I am doing a course CORNELL CS4780 "Machine Learning for Intelligent Systems". you can find the link here for the one I am going to refer 1st lecture

The professor explains, we have a sample

$D ={ (X_1,y_1),(X_2,y_2), \ldots,(X_n,y_n)} \sim P$ Where, (Xi,yi) is a feature-label pair. There is a joint distribution over the feature-label space and is denoted by $P$.

We never have access to the $P$, Only God knows $P$. What we want to do in this supervised learning task is to take data from this distribution and learn a mapping/function form $X$ to $y$.

I agree/understand till this point.

Then, Professor goes on to make a statement in the lecture, precisely at 34 minutes 26 seconds, that

"IF we had access to this distribution, everything would be easy". But he doesnt explain this statement.
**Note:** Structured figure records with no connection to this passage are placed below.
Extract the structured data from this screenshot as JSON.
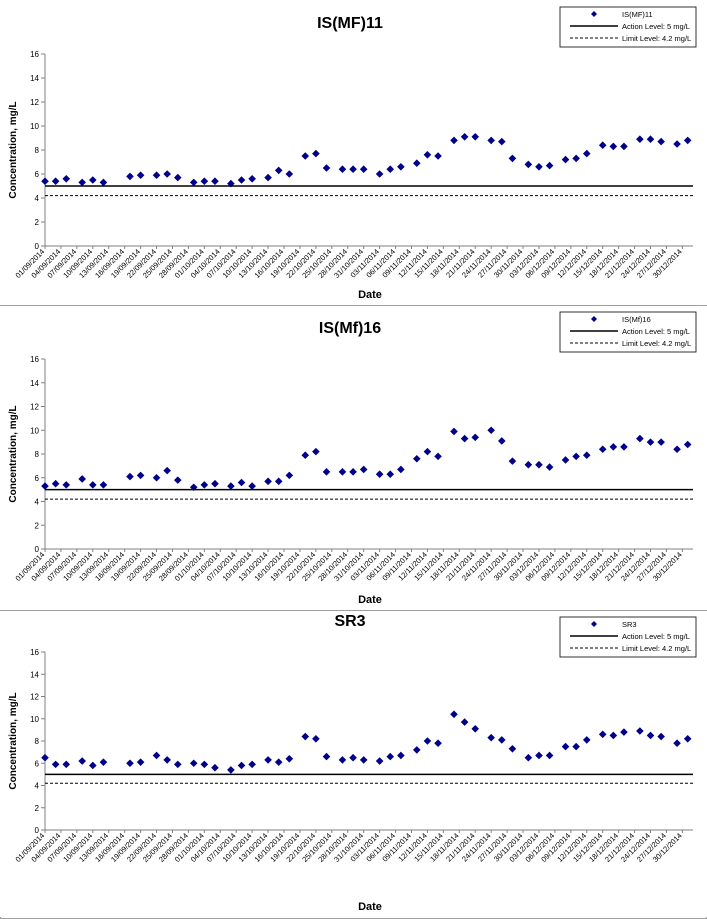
{
  "dates": [
    "01/09/2014",
    "04/09/2014",
    "07/09/2014",
    "10/09/2014",
    "13/09/2014",
    "16/09/2014",
    "19/09/2014",
    "22/09/2014",
    "25/09/2014",
    "28/09/2014",
    "01/10/2014",
    "04/10/2014",
    "07/10/2014",
    "10/10/2014",
    "13/10/2014",
    "16/10/2014",
    "19/10/2014",
    "22/10/2014",
    "25/10/2014",
    "28/10/2014",
    "31/10/2014",
    "03/11/2014",
    "06/11/2014",
    "09/11/2014",
    "12/11/2014",
    "15/11/2014",
    "18/11/2014",
    "21/11/2014",
    "24/11/2014",
    "27/11/2014",
    "30/11/2014",
    "03/12/2014",
    "06/12/2014",
    "09/12/2014",
    "12/12/2014",
    "15/12/2014",
    "18/12/2014",
    "21/12/2014",
    "24/12/2014",
    "27/12/2014",
    "30/12/2014"
  ],
  "chart_data": [
    {
      "type": "scatter",
      "title": "IS(MF)11",
      "xlabel": "Date",
      "ylabel": "Concentration, mg/L",
      "ylim": [
        0,
        16
      ],
      "yticks": [
        0,
        2,
        4,
        6,
        8,
        10,
        12,
        14,
        16
      ],
      "xlim": [
        "01/09/2014",
        "01/01/2015"
      ],
      "legend": "top-right",
      "grid": false,
      "series": [
        {
          "name": "IS(MF)11",
          "color": "#00008b",
          "marker": "diamond",
          "x": [
            "01/09/2014",
            "03/09/2014",
            "05/09/2014",
            "08/09/2014",
            "10/09/2014",
            "12/09/2014",
            "17/09/2014",
            "19/09/2014",
            "22/09/2014",
            "24/09/2014",
            "26/09/2014",
            "29/09/2014",
            "01/10/2014",
            "03/10/2014",
            "06/10/2014",
            "08/10/2014",
            "10/10/2014",
            "13/10/2014",
            "15/10/2014",
            "17/10/2014",
            "20/10/2014",
            "22/10/2014",
            "24/10/2014",
            "27/10/2014",
            "29/10/2014",
            "31/10/2014",
            "03/11/2014",
            "05/11/2014",
            "07/11/2014",
            "10/11/2014",
            "12/11/2014",
            "14/11/2014",
            "17/11/2014",
            "19/11/2014",
            "21/11/2014",
            "24/11/2014",
            "26/11/2014",
            "28/11/2014",
            "01/12/2014",
            "03/12/2014",
            "05/12/2014",
            "08/12/2014",
            "10/12/2014",
            "12/12/2014",
            "15/12/2014",
            "17/12/2014",
            "19/12/2014",
            "22/12/2014",
            "24/12/2014",
            "26/12/2014",
            "29/12/2014",
            "31/12/2014"
          ],
          "y": [
            5.4,
            5.4,
            5.6,
            5.3,
            5.5,
            5.3,
            5.8,
            5.9,
            5.9,
            6.0,
            5.7,
            5.3,
            5.4,
            5.4,
            5.2,
            5.5,
            5.6,
            5.7,
            6.3,
            6.0,
            7.5,
            7.7,
            6.5,
            6.4,
            6.4,
            6.4,
            6.0,
            6.4,
            6.6,
            6.9,
            7.6,
            7.5,
            8.8,
            9.1,
            9.1,
            8.8,
            8.7,
            7.3,
            6.8,
            6.6,
            6.7,
            7.2,
            7.3,
            7.7,
            8.4,
            8.3,
            8.3,
            8.9,
            8.9,
            8.7,
            8.5,
            8.8
          ]
        },
        {
          "name": "Action Level: 5 mg/L",
          "color": "#000000",
          "style": "solid",
          "y": 5
        },
        {
          "name": "Limit Level: 4.2 mg/L",
          "color": "#000000",
          "style": "dashed",
          "y": 4.2
        }
      ]
    },
    {
      "type": "scatter",
      "title": "IS(Mf)16",
      "xlabel": "Date",
      "ylabel": "Concentration, mg/L",
      "ylim": [
        0,
        16
      ],
      "yticks": [
        0,
        2,
        4,
        6,
        8,
        10,
        12,
        14,
        16
      ],
      "xlim": [
        "01/09/2014",
        "01/01/2015"
      ],
      "legend": "top-right",
      "grid": false,
      "series": [
        {
          "name": "IS(Mf)16",
          "color": "#00008b",
          "marker": "diamond",
          "x": [
            "01/09/2014",
            "03/09/2014",
            "05/09/2014",
            "08/09/2014",
            "10/09/2014",
            "12/09/2014",
            "17/09/2014",
            "19/09/2014",
            "22/09/2014",
            "24/09/2014",
            "26/09/2014",
            "29/09/2014",
            "01/10/2014",
            "03/10/2014",
            "06/10/2014",
            "08/10/2014",
            "10/10/2014",
            "13/10/2014",
            "15/10/2014",
            "17/10/2014",
            "20/10/2014",
            "22/10/2014",
            "24/10/2014",
            "27/10/2014",
            "29/10/2014",
            "31/10/2014",
            "03/11/2014",
            "05/11/2014",
            "07/11/2014",
            "10/11/2014",
            "12/11/2014",
            "14/11/2014",
            "17/11/2014",
            "19/11/2014",
            "21/11/2014",
            "24/11/2014",
            "26/11/2014",
            "28/11/2014",
            "01/12/2014",
            "03/12/2014",
            "05/12/2014",
            "08/12/2014",
            "10/12/2014",
            "12/12/2014",
            "15/12/2014",
            "17/12/2014",
            "19/12/2014",
            "22/12/2014",
            "24/12/2014",
            "26/12/2014",
            "29/12/2014",
            "31/12/2014"
          ],
          "y": [
            5.3,
            5.5,
            5.4,
            5.9,
            5.4,
            5.4,
            6.1,
            6.2,
            6.0,
            6.6,
            5.8,
            5.2,
            5.4,
            5.5,
            5.3,
            5.6,
            5.3,
            5.7,
            5.7,
            6.2,
            7.9,
            8.2,
            6.5,
            6.5,
            6.5,
            6.7,
            6.3,
            6.3,
            6.7,
            7.6,
            8.2,
            7.8,
            9.9,
            9.3,
            9.4,
            10.0,
            9.1,
            7.4,
            7.1,
            7.1,
            6.9,
            7.5,
            7.8,
            7.9,
            8.4,
            8.6,
            8.6,
            9.3,
            9.0,
            9.0,
            8.4,
            8.8
          ]
        },
        {
          "name": "Action Level: 5 mg/L",
          "color": "#000000",
          "style": "solid",
          "y": 5
        },
        {
          "name": "Limit Level: 4.2 mg/L",
          "color": "#000000",
          "style": "dashed",
          "y": 4.2
        }
      ]
    },
    {
      "type": "scatter",
      "title": "SR3",
      "xlabel": "Date",
      "ylabel": "Concentration, mg/L",
      "ylim": [
        0,
        16
      ],
      "yticks": [
        0,
        2,
        4,
        6,
        8,
        10,
        12,
        14,
        16
      ],
      "xlim": [
        "01/09/2014",
        "01/01/2015"
      ],
      "legend": "top-right",
      "grid": false,
      "series": [
        {
          "name": "SR3",
          "color": "#00008b",
          "marker": "diamond",
          "x": [
            "01/09/2014",
            "03/09/2014",
            "05/09/2014",
            "08/09/2014",
            "10/09/2014",
            "12/09/2014",
            "17/09/2014",
            "19/09/2014",
            "22/09/2014",
            "24/09/2014",
            "26/09/2014",
            "29/09/2014",
            "01/10/2014",
            "03/10/2014",
            "06/10/2014",
            "08/10/2014",
            "10/10/2014",
            "13/10/2014",
            "15/10/2014",
            "17/10/2014",
            "20/10/2014",
            "22/10/2014",
            "24/10/2014",
            "27/10/2014",
            "29/10/2014",
            "31/10/2014",
            "03/11/2014",
            "05/11/2014",
            "07/11/2014",
            "10/11/2014",
            "12/11/2014",
            "14/11/2014",
            "17/11/2014",
            "19/11/2014",
            "21/11/2014",
            "24/11/2014",
            "26/11/2014",
            "28/11/2014",
            "01/12/2014",
            "03/12/2014",
            "05/12/2014",
            "08/12/2014",
            "10/12/2014",
            "12/12/2014",
            "15/12/2014",
            "17/12/2014",
            "19/12/2014",
            "22/12/2014",
            "24/12/2014",
            "26/12/2014",
            "29/12/2014",
            "31/12/2014"
          ],
          "y": [
            6.5,
            5.9,
            5.9,
            6.2,
            5.8,
            6.1,
            6.0,
            6.1,
            6.7,
            6.3,
            5.9,
            6.0,
            5.9,
            5.6,
            5.4,
            5.8,
            5.9,
            6.3,
            6.1,
            6.4,
            8.4,
            8.2,
            6.6,
            6.3,
            6.5,
            6.3,
            6.2,
            6.6,
            6.7,
            7.2,
            8.0,
            7.8,
            10.4,
            9.7,
            9.1,
            8.3,
            8.1,
            7.3,
            6.5,
            6.7,
            6.7,
            7.5,
            7.5,
            8.1,
            8.6,
            8.5,
            8.8,
            8.9,
            8.5,
            8.4,
            7.8,
            8.2
          ]
        },
        {
          "name": "Action Level: 5 mg/L",
          "color": "#000000",
          "style": "solid",
          "y": 5
        },
        {
          "name": "Limit Level: 4.2 mg/L",
          "color": "#000000",
          "style": "dashed",
          "y": 4.2
        }
      ]
    }
  ]
}
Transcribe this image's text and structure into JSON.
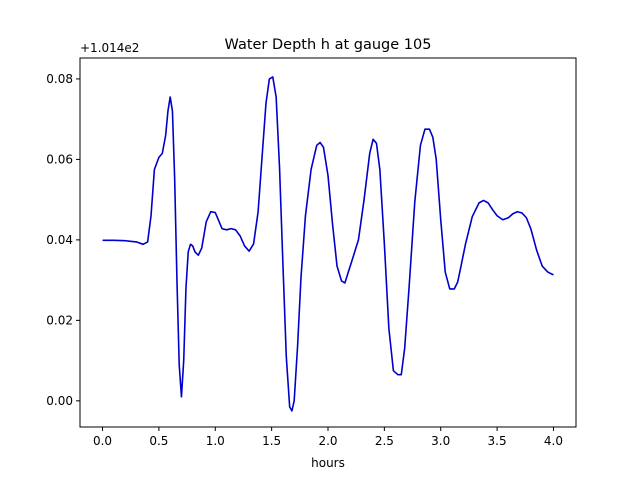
{
  "chart_data": {
    "type": "line",
    "title": "Water Depth h at gauge 105",
    "xlabel": "hours",
    "ylabel": "",
    "y_offset_label": "+1.014e2",
    "xlim": [
      -0.2,
      4.2
    ],
    "ylim": [
      -0.0065,
      0.0852
    ],
    "xticks": [
      0.0,
      0.5,
      1.0,
      1.5,
      2.0,
      2.5,
      3.0,
      3.5,
      4.0
    ],
    "xtick_labels": [
      "0.0",
      "0.5",
      "1.0",
      "1.5",
      "2.0",
      "2.5",
      "3.0",
      "3.5",
      "4.0"
    ],
    "yticks": [
      0.0,
      0.02,
      0.04,
      0.06,
      0.08
    ],
    "ytick_labels": [
      "0.00",
      "0.02",
      "0.04",
      "0.06",
      "0.08"
    ],
    "grid": false,
    "line_color": "#0000cc",
    "series": [
      {
        "name": "",
        "x": [
          0.0,
          0.1,
          0.2,
          0.3,
          0.36,
          0.4,
          0.43,
          0.46,
          0.5,
          0.53,
          0.56,
          0.58,
          0.6,
          0.62,
          0.64,
          0.66,
          0.68,
          0.7,
          0.72,
          0.74,
          0.76,
          0.78,
          0.8,
          0.82,
          0.85,
          0.88,
          0.92,
          0.96,
          1.0,
          1.03,
          1.06,
          1.1,
          1.14,
          1.18,
          1.22,
          1.26,
          1.3,
          1.34,
          1.38,
          1.42,
          1.45,
          1.48,
          1.51,
          1.54,
          1.57,
          1.6,
          1.63,
          1.66,
          1.68,
          1.7,
          1.73,
          1.76,
          1.8,
          1.85,
          1.9,
          1.93,
          1.96,
          2.0,
          2.04,
          2.08,
          2.12,
          2.15,
          2.18,
          2.22,
          2.27,
          2.32,
          2.37,
          2.4,
          2.43,
          2.46,
          2.5,
          2.54,
          2.58,
          2.62,
          2.65,
          2.68,
          2.72,
          2.77,
          2.82,
          2.86,
          2.9,
          2.93,
          2.96,
          3.0,
          3.04,
          3.08,
          3.12,
          3.15,
          3.18,
          3.22,
          3.28,
          3.34,
          3.38,
          3.42,
          3.46,
          3.5,
          3.55,
          3.6,
          3.64,
          3.68,
          3.72,
          3.76,
          3.8,
          3.85,
          3.9,
          3.95,
          4.0
        ],
        "y": [
          0.0399,
          0.0399,
          0.0398,
          0.0395,
          0.0389,
          0.0395,
          0.046,
          0.0575,
          0.0605,
          0.0615,
          0.066,
          0.072,
          0.0755,
          0.072,
          0.055,
          0.03,
          0.009,
          0.001,
          0.01,
          0.028,
          0.037,
          0.0389,
          0.0385,
          0.037,
          0.0362,
          0.038,
          0.0445,
          0.047,
          0.0468,
          0.0448,
          0.0428,
          0.0425,
          0.0428,
          0.0425,
          0.041,
          0.0385,
          0.0372,
          0.039,
          0.047,
          0.0625,
          0.074,
          0.08,
          0.0805,
          0.0755,
          0.058,
          0.034,
          0.011,
          -0.0015,
          -0.0025,
          0.0,
          0.0135,
          0.0305,
          0.046,
          0.0575,
          0.0635,
          0.0642,
          0.063,
          0.056,
          0.044,
          0.0335,
          0.0298,
          0.0293,
          0.032,
          0.0355,
          0.04,
          0.05,
          0.0615,
          0.065,
          0.064,
          0.0575,
          0.039,
          0.018,
          0.0075,
          0.0065,
          0.0065,
          0.013,
          0.0285,
          0.0495,
          0.0635,
          0.0675,
          0.0675,
          0.0655,
          0.06,
          0.045,
          0.032,
          0.0278,
          0.0278,
          0.0295,
          0.0335,
          0.039,
          0.0458,
          0.0492,
          0.0498,
          0.0492,
          0.0475,
          0.046,
          0.045,
          0.0455,
          0.0465,
          0.047,
          0.0467,
          0.0455,
          0.0427,
          0.0375,
          0.0335,
          0.032,
          0.0313
        ]
      }
    ]
  }
}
Now my question is What would have been easy if we knew about the distribution ? Does he mean, if we had access to the distribution then we would know the probabilities of each of $(X_i,Y_i)$ pair. Then we can learn a mapping/parameters such that we reduce out of sample error?

役に立ちましたか?

解決

The interest is to predict $y$.

If we know the real distribution $P$ of $(x,y)$, there is no need to build any more machine learning model. Given $x$, we can directly consult $P$ to know the probability of $P(y|x)$. For the case of discrete $Y$, we have $P(y|x)=\frac{P(x,y)}{\sum_z P(x,z)}$.